A Surprising Fact About People Who Are Loudest About Charity On Social Media

This is a whole new level of slacktivism.

That Facebook friend of yours who’s the first to share a campaign to help people in need might be the least likely to actually follow through on donating, a new study found.

To find out how public declarations of support translate into funding dollars, researchers analyzed 3,500 pledges made via HelpAttack -- an app that facilitates donations and shares donors' activities with their contacts on Facebook and Twitter.

The study, published in the March issue of "Sociological Science," found that those who had broadcasted their commitments on a social media platform were most likely to delete pledges.

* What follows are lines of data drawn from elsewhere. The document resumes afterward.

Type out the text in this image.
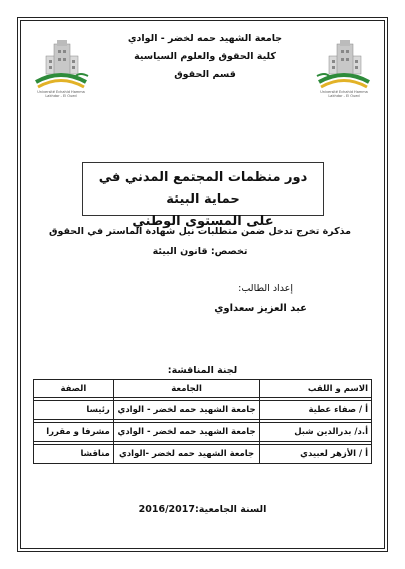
Université Echahid Hamma Lakhdar - El Oued
Université Echahid Hamma Lakhdar - El Oued
جامعة الشهيد حمه لخضر - الوادي
كلية الحقوق والعلوم السياسية
قسم الحقوق
دور منظمات المجتمع المدني في حماية البيئة
على المستوى الوطني
مذكرة تخرج تدخل ضمن متطلبات نيل شهادة الماستر في الحقوق
تخصص: قانون البيئة
إعداد الطالب:
عبد العزيز سعداوي
لجنة المناقشة:
الاسم و اللقب	الجامعة	الصفة

أ / صفاء عطية	جامعة الشهيد حمه لخضر - الوادي	رئيسا

أ.د/ بدرالدين شبل	جامعة الشهيد حمه لخضر - الوادي	مشرفا و مقررا

أ / الأزهر لعبيدي	جامعة الشهيد حمه لخضر -الوادي	مناقشا
السنة الجامعية:2016/2017
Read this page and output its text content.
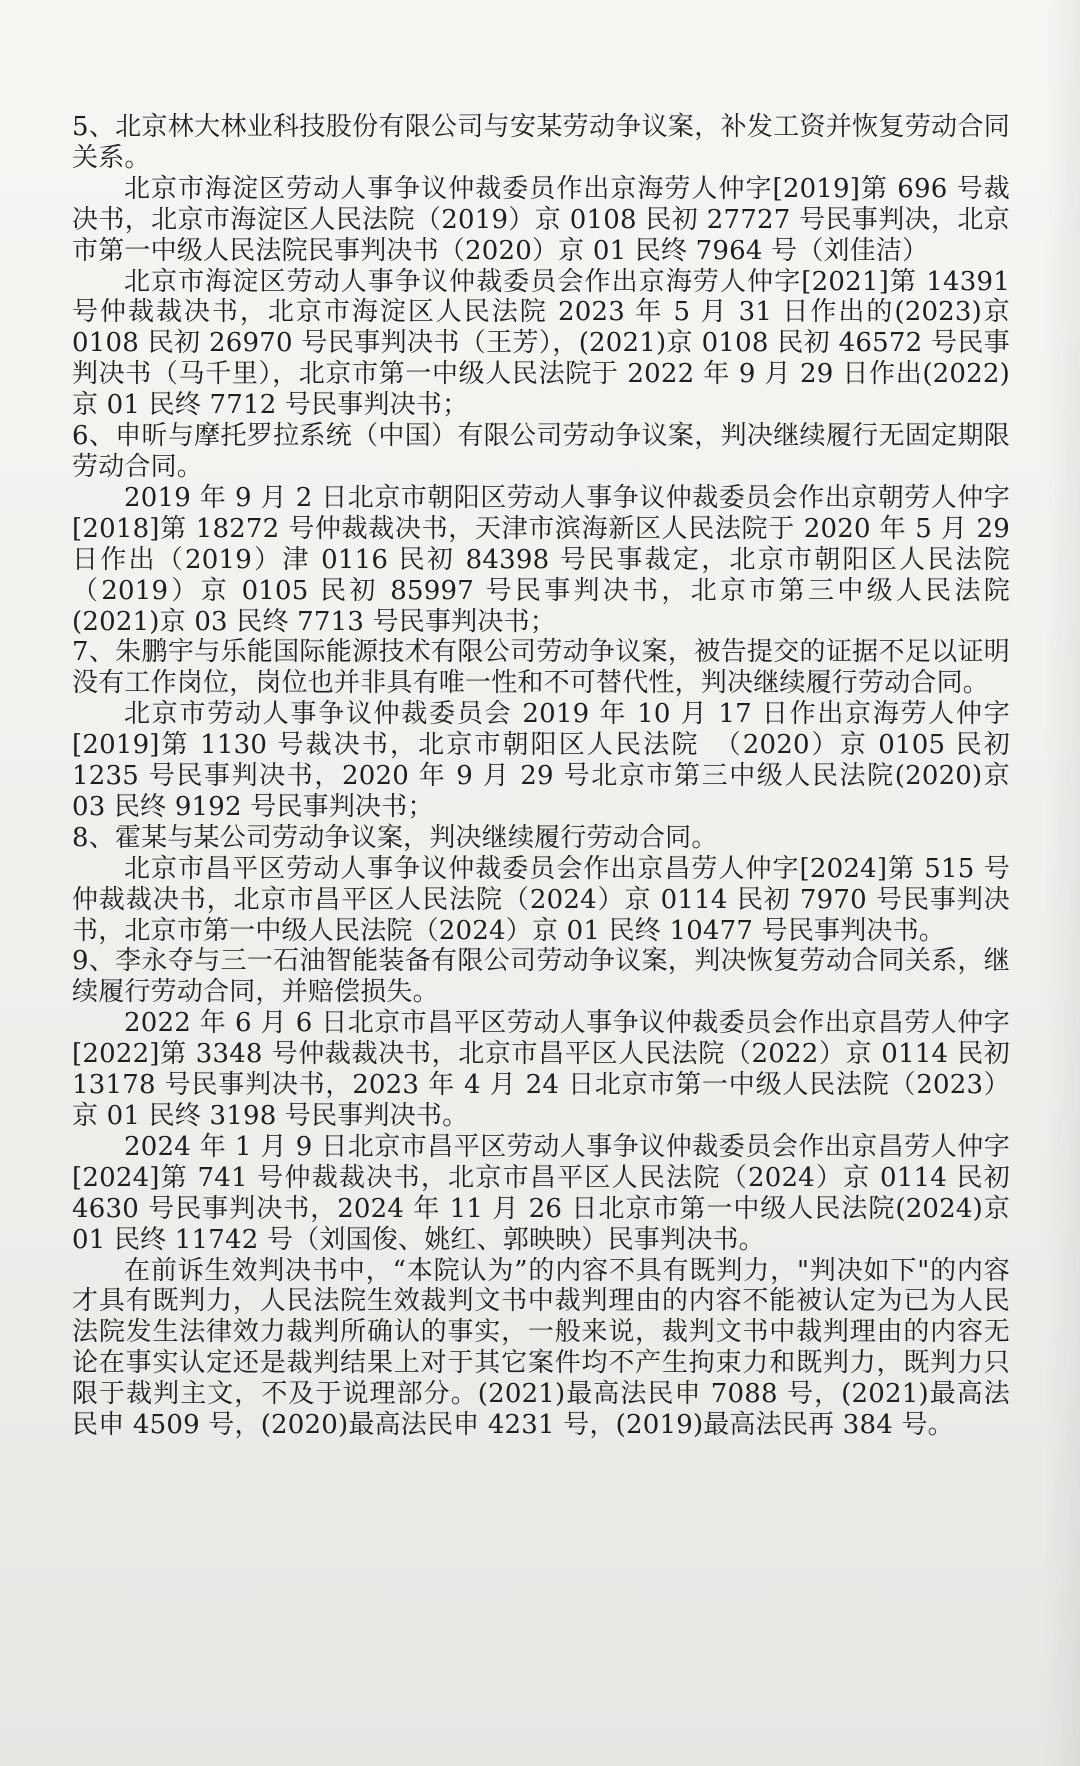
5、北京林大林业科技股份有限公司与安某劳动争议案，补发工资并恢复劳动合同关系。

北京市海淀区劳动人事争议仲裁委员作出京海劳人仲字[2019]第 696 号裁决书，北京市海淀区人民法院（2019）京 0108 民初 27727 号民事判决，北京市第一中级人民法院民事判决书（2020）京 01 民终 7964 号（刘佳洁）

北京市海淀区劳动人事争议仲裁委员会作出京海劳人仲字[2021]第 14391 号仲裁裁决书，北京市海淀区人民法院 2023 年 5 月 31 日作出的(2023)京 0108 民初 26970 号民事判决书（王芳），(2021)京 0108 民初 46572 号民事判决书（马千里），北京市第一中级人民法院于 2022 年 9 月 29 日作出(2022)京 01 民终 7712 号民事判决书；

6、申昕与摩托罗拉系统（中国）有限公司劳动争议案，判决继续履行无固定期限劳动合同。

2019 年 9 月 2 日北京市朝阳区劳动人事争议仲裁委员会作出京朝劳人仲字[2018]第 18272 号仲裁裁决书，天津市滨海新区人民法院于 2020 年 5 月 29 日作出（2019）津 0116 民初 84398 号民事裁定，北京市朝阳区人民法院（2019）京 0105 民初 85997 号民事判决书，北京市第三中级人民法院(2021)京 03 民终 7713 号民事判决书；

7、朱鹏宇与乐能国际能源技术有限公司劳动争议案，被告提交的证据不足以证明没有工作岗位，岗位也并非具有唯一性和不可替代性，判决继续履行劳动合同。

北京市劳动人事争议仲裁委员会 2019 年 10 月 17 日作出京海劳人仲字[2019]第 1130 号裁决书，北京市朝阳区人民法院　（2020）京 0105 民初 1235 号民事判决书，2020 年 9 月 29 号北京市第三中级人民法院(2020)京 03 民终 9192 号民事判决书；

8、霍某与某公司劳动争议案，判决继续履行劳动合同。

北京市昌平区劳动人事争议仲裁委员会作出京昌劳人仲字[2024]第 515 号仲裁裁决书，北京市昌平区人民法院（2024）京 0114 民初 7970 号民事判决书，北京市第一中级人民法院（2024）京 01 民终 10477 号民事判决书。

9、李永夺与三一石油智能装备有限公司劳动争议案，判决恢复劳动合同关系，继续履行劳动合同，并赔偿损失。

2022 年 6 月 6 日北京市昌平区劳动人事争议仲裁委员会作出京昌劳人仲字[2022]第 3348 号仲裁裁决书，北京市昌平区人民法院（2022）京 0114 民初 13178 号民事判决书，2023 年 4 月 24 日北京市第一中级人民法院（2023）京 01 民终 3198 号民事判决书。

2024 年 1 月 9 日北京市昌平区劳动人事争议仲裁委员会作出京昌劳人仲字[2024]第 741 号仲裁裁决书，北京市昌平区人民法院（2024）京 0114 民初 4630 号民事判决书，2024 年 11 月 26 日北京市第一中级人民法院(2024)京 01 民终 11742 号（刘国俊、姚红、郭映映）民事判决书。

在前诉生效判决书中，“本院认为”的内容不具有既判力，"判决如下"的内容才具有既判力，人民法院生效裁判文书中裁判理由的内容不能被认定为已为人民法院发生法律效力裁判所确认的事实，一般来说，裁判文书中裁判理由的内容无论在事实认定还是裁判结果上对于其它案件均不产生拘束力和既判力，既判力只限于裁判主文，不及于说理部分。(2021)最高法民申 7088 号，(2021)最高法民申 4509 号，(2020)最高法民申 4231 号，(2019)最高法民再 384 号。
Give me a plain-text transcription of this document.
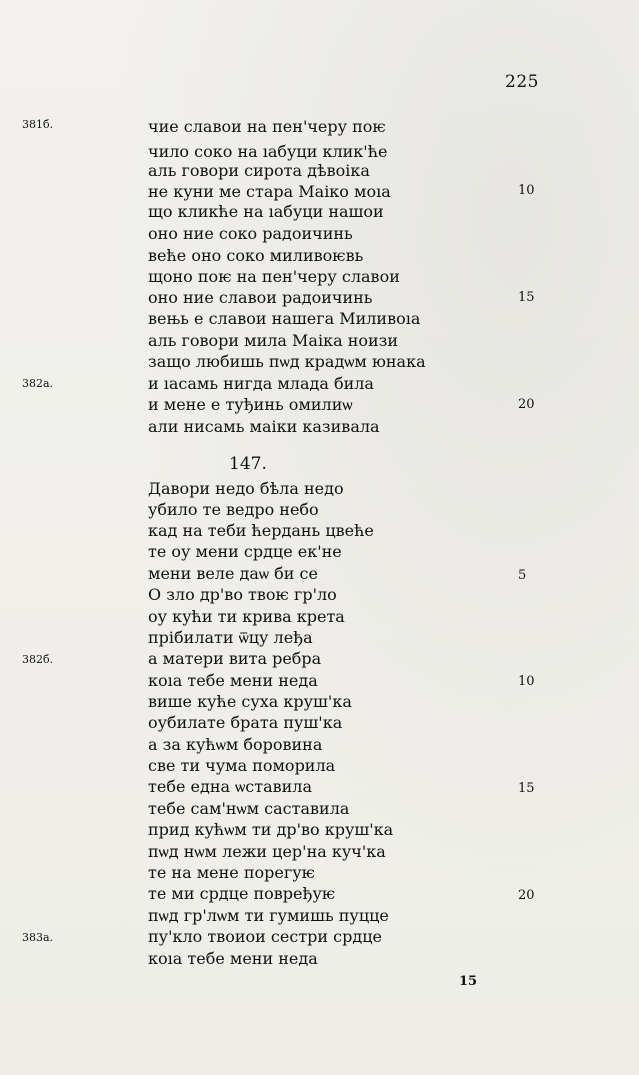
225
381б.	чие славои на пен'черу поѥ
чило соко на ıабуци клик'ће
аль говори сирота дѣвоiка
не куни ме стара Маiко моıа	10
що кликће на ıабуци нашои
оно ние соко радоичинь
веће оно соко миливоѥвь
щоно поѥ на пен'черу славои
оно ние славои радоичинь	15
вењь е славои нашега Миливоıа
аль говори мила Маiка ноизи
защо любишь пѡд крадѡм юнака
382а.	и ıасамь нигда млада била
и мене е туђинь омилиѡ	20
али нисамь маiки казивала
147.
Давори недо бѣла недо
убило те ведро небо
кад на теби ћердань цвеће
те оу мени срдце ек'не
мени веле даѡ би се	5
О зло др'во твоѥ гр'ло
оу кући ти крива крета
прiбилати ѿцу леђа
382б.	а матери вита ребра
коıа тебе мени неда	10
више куће суха круш'ка
оубилате брата пуш'ка
а за кућѡм боровина
све ти чума поморила
тебе една ѡставила	15
тебе сам'нѡм саставила
прид кућѡм ти др'во круш'ка
пѡд нѡм лежи цер'на куч'ка
те на мене порегуѥ
те ми срдце повређуѥ	20
пѡд гр'лѡм ти гумишь пуцце
383а.	пу'кло твоиои сестри срдце
коıа тебе мени неда
15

The pledges were made to a number of major organizations including, the American Red Cross, Best Friends Animal Society and Homes for Our Troops.

Of the commitments made, 64 percent were fulfilled, 13 percent were partially fulfilled and 16 percent were deleted.

In a related experiment, the researchers encouraged Facebook users to donate to Heifer International, a group that works to fight hunger and poverty. The campaign reached 6.4 million users. It generated a number of “likes” and “shares,” but resulted in just 30 donations.

The report comes at a time when Facebook is actually making it even easier for users to donate directly through its site.

Last August, Facebook opened up its “Donate” button to all nonprofits. The feature appears prominently on an organization’s page and takes users directly to the nonprofit’s website where they can give money.

The researchers concluded that users, for the most part, don’t feel obligated to part with money when it comes to the way they interact with social media platforms.

"What our findings indicate is that many people may regard online social networks as basically free platforms for personal exchange and much less as vehicles for an activity that comes at some cost to them, whether that cost is of money or time,” Angelo Melee, co-author of the study, wrote in a statement. “In more traditional forms of activism, participants make a tangible contribution. Online platforms, in contrast, provide opportunities for activism that may consist of nearly costless actions."